После смерти Варфоломея Мироновича Горбатова и приезда в его дом семьи Сенниковых этот сарай превратился отчасти в склад антикварных книг, икон, старобытных вещиц: лампадки, подсвечники, бронзовый чернильный прибор и пресс-папье с лохмотьями промокательной бумаги; на полках вдоль стен, на старой с резными опорами этажерке, а главное – в большом сундуке лежали церковного содержания книги, десяток разновеликих икон также нашли здесь себе скорбное затхлое место, несколько светских фолиантов, пейзажная картина, написанная маслом и уже потрескавшаяся, тоже обреченно перекочевала сюда; у окна сарая примостилось широкое с изодранными подлокотниками кресло, в котором и умер проповедник.

Новый хозяин Федор Федорович поповщину и «Христовы басни» не терпел, а Маргарита возразить мужу не смела: места в доме и так в обрез, пусть в сарае все хранится, ведь на свалку не выбросили, покойный дедушка-богослов не обидится…
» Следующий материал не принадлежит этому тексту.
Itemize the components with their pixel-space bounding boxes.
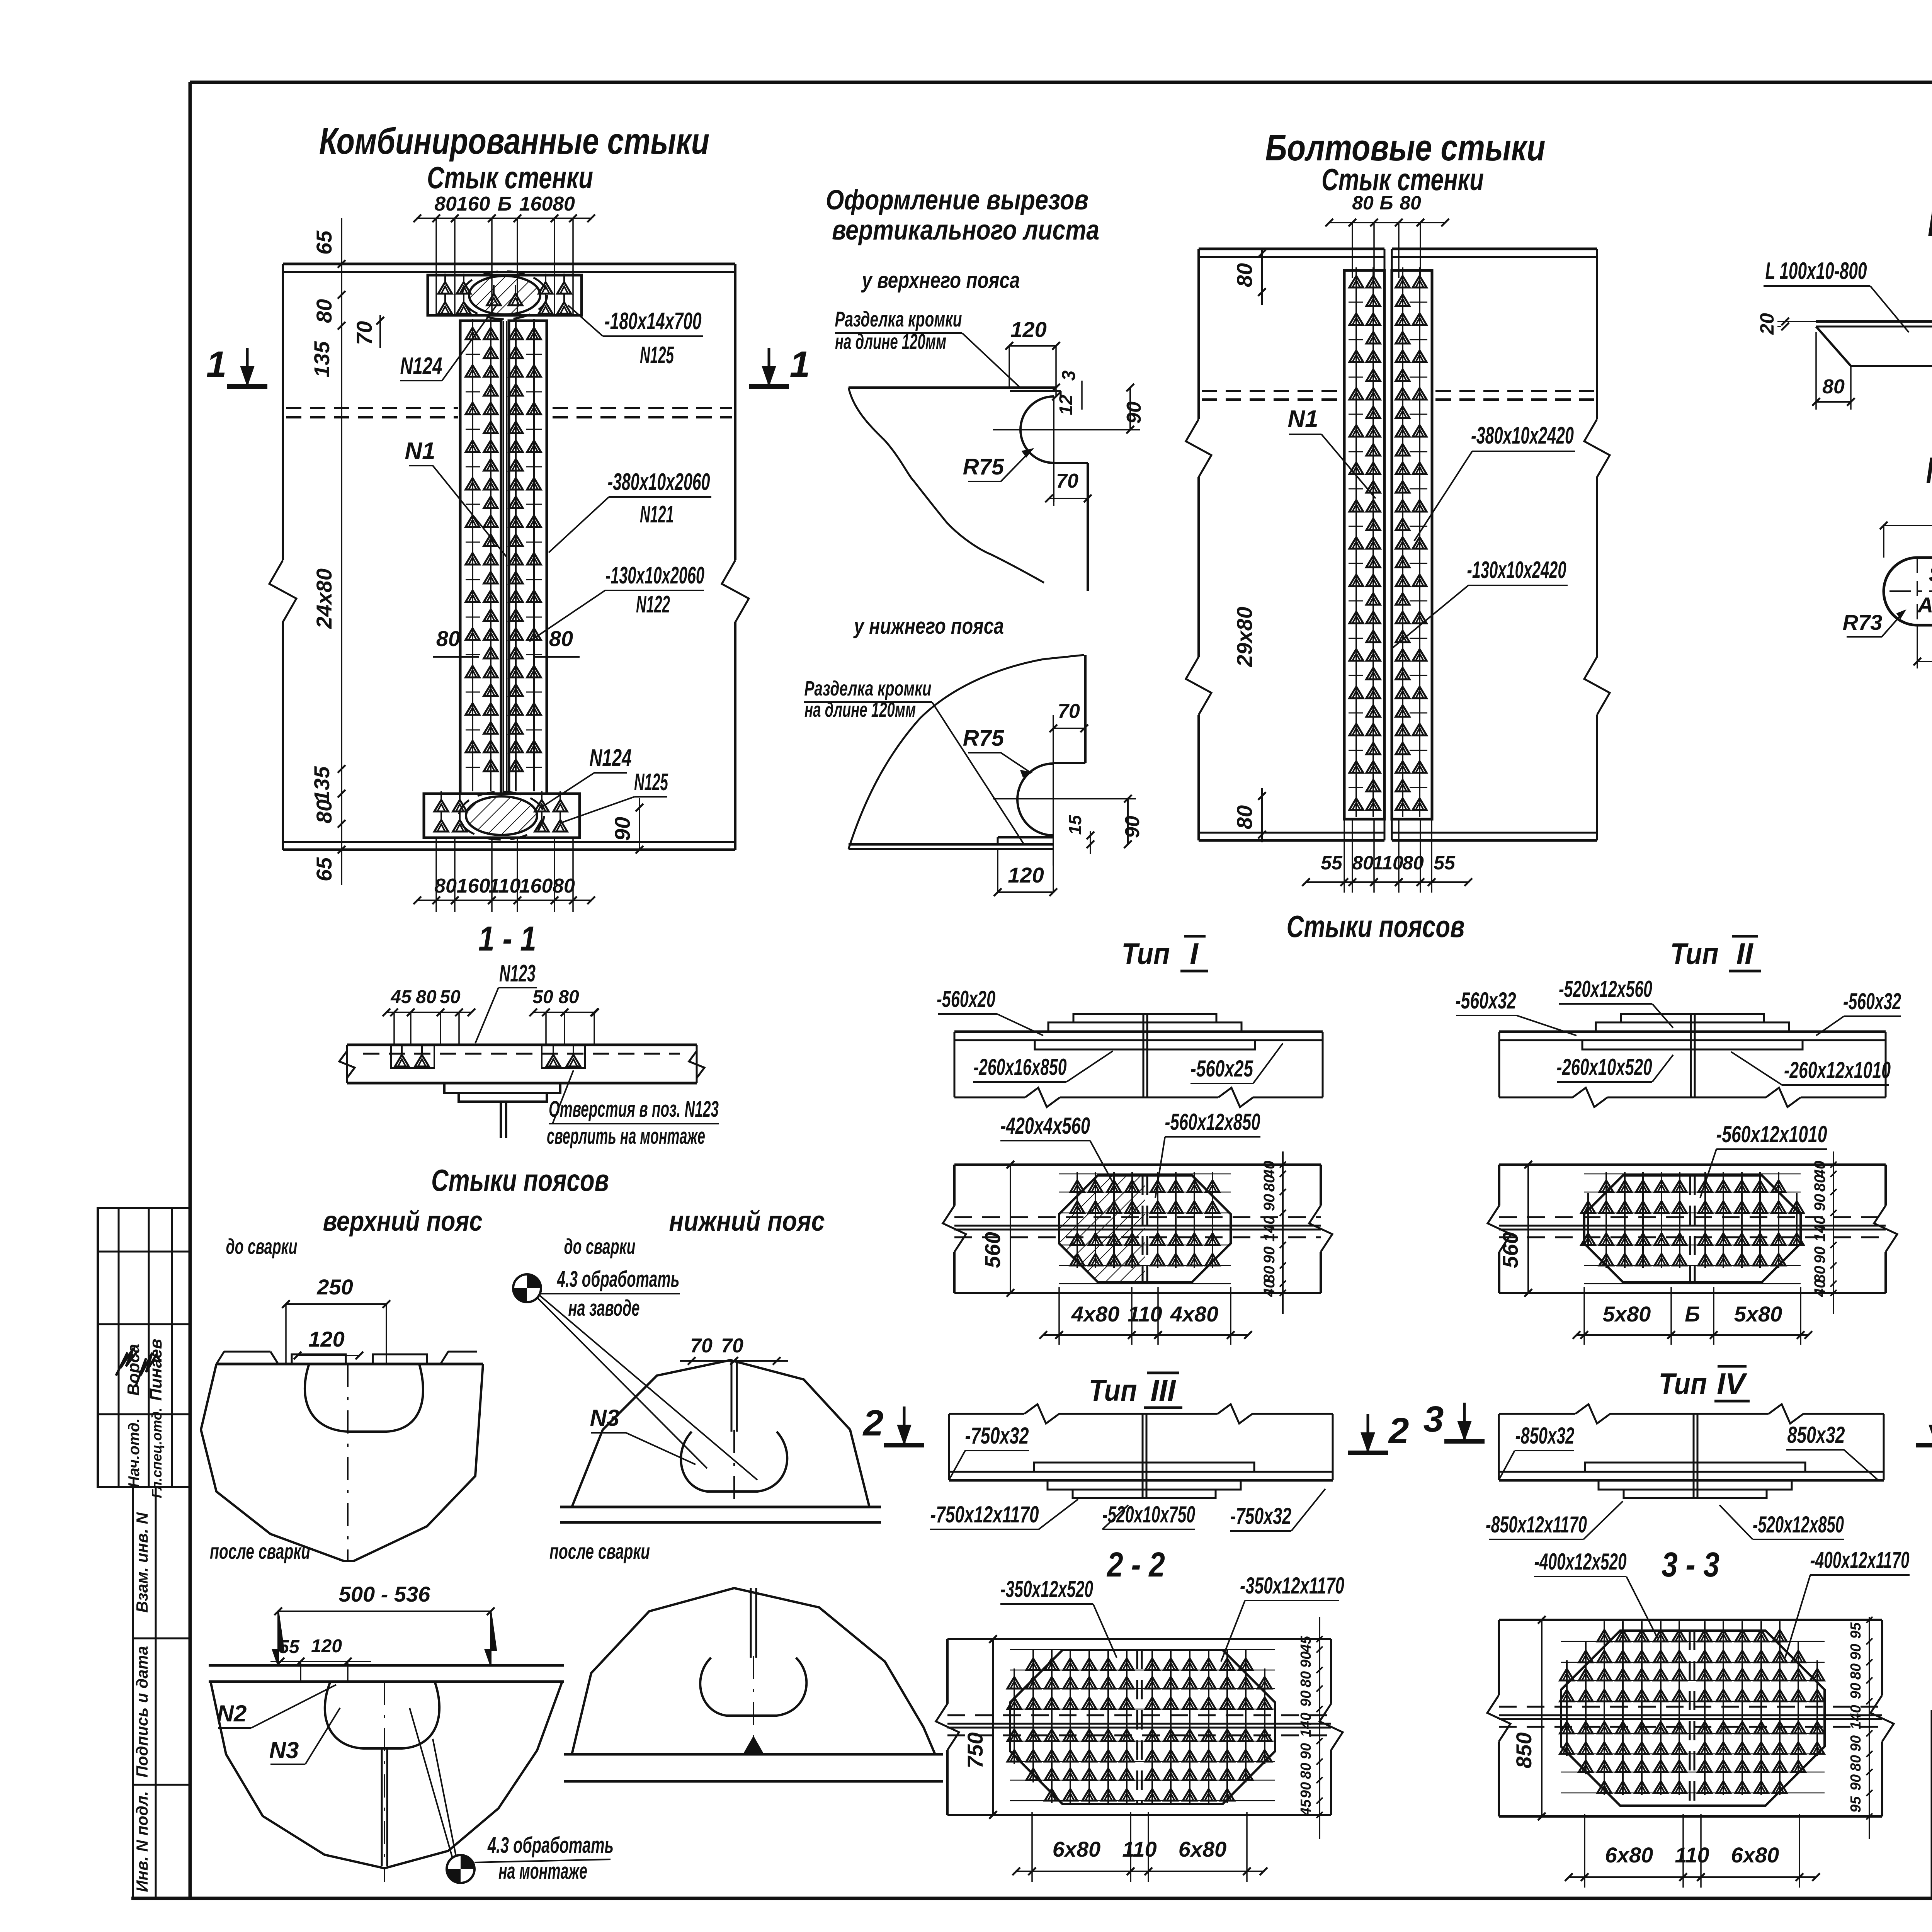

Увесистые, большие по формату книги в тисненых кожаных переплетах, написанные церковными буквами, похожими на каракули, Костику нравилось перелистывать, находить в них на некоторых страницах изображения людей, животных, младенцев. На этих изображениях, на полях и титулах книг, точно так же, как на иконах, – повсюду были кресты, а один крест являлся, должно быть, самым главным, он встречался чаще всего, к нему был прибит человек с колючим венком на голове. Костик уже знал, что это Иисус Христос. Глядеть на распятие было всегда неловко, внутренний озноб вызывали шипастый венец и гвозди, которыми пронзили руки и ноги этого человека. Костик также знал, что распятый человек, изувеченный колючей проволокой на голове и гвоздями в руках и ногах, остался жив… В этом скрывалась великая тайна, которую не могла объяснить ему даже мать. Но вот старенький дедушка – его покойный прадедушка, казалось, смог бы ему все объяснить. Наверное, прадедушка обо всем знал, если скопил столько изображений и книг с крестами. Прадедушка, должно быть, и сам был похож на этих людей в темных и белых мантиях.

Из святых изображений Костику больше всего нравился лик Серафима Саровского на одной из икон, – нравился не потому, что он что-то знал о деяниях этого чудотворца, а потому, что портрет на иконе вселял в него успокоение и казался отображением в том числе и его прадедушки. Темные добрые глаза, мягкие черты лица, седая ровная борода и покровительственно сложенные на груди руки.

Костик сидел в кресле, накинув на себя овчинный тулуп прадеда, и смотрел на лик на иконе, освещая ее лучом фонарика. Неяркий рассеянный свет ложился на икону бородатого старца, которая стояла на поперечной дощатой полке возле стопок книг. Мать не позволяла Костику пользоваться спичками и зажигать в сарае свечной кубический стеклянный фонарь, зато купила ему китайский фонарик с круглыми батарейками. Костик смотрел на Серафима Саровского и безголосо, даже бессловесно жаловался святому старцу на своего отца, который сегодня истязал мать; еще ему хотелось рассказать о своем диком страхе, попросить у святого и вместе с тем у своего прадеда какое-то лекарство от этого жуткого чувства, когда ноги колотит судорогой.

Окно все больше заливалось вечерней густой синью, и эта синь отдаляла пространство от окна. Тени в сарае от света фонарика становились жестче, ярче и тоскливее. Костик выключил фонарик, чтобы не садить батарейки, посмотрел в окно, пытаясь найти над черными дальними деревьями купол церкви. Но купол уже не разглядеть. Костик острее и переживательней стал ждать мать. Чутко вслушивался в любые звуки за хлипкими дверями сарая. Если бы он услышал, что к двери идет отец, несмотря на то, что дверь заперта изнутри, он открыл бы раму и вылез в окошко, в огороды, в потемки, и опять убежал бы к железнодорожной насыпи. Но к сараю, на счастье, подошла мать.

– Костик, это я… Открой, – сказала она ласковым голосом.

Он бросился из кресла к двери, повернул запорный вертушок и кинулся в объятия матери.

– Не замерз?

– Нет. Я в шубе кутался, – ответил Костик. – Брюки, мама, испачкал и ботиночки.

– Ничего, брючки почистим и погладим. А ботинки вымоем. Грязь не сало, помой и отстало, – пошутила она и сильнее прижала к себе Костика. – Ты не бойся.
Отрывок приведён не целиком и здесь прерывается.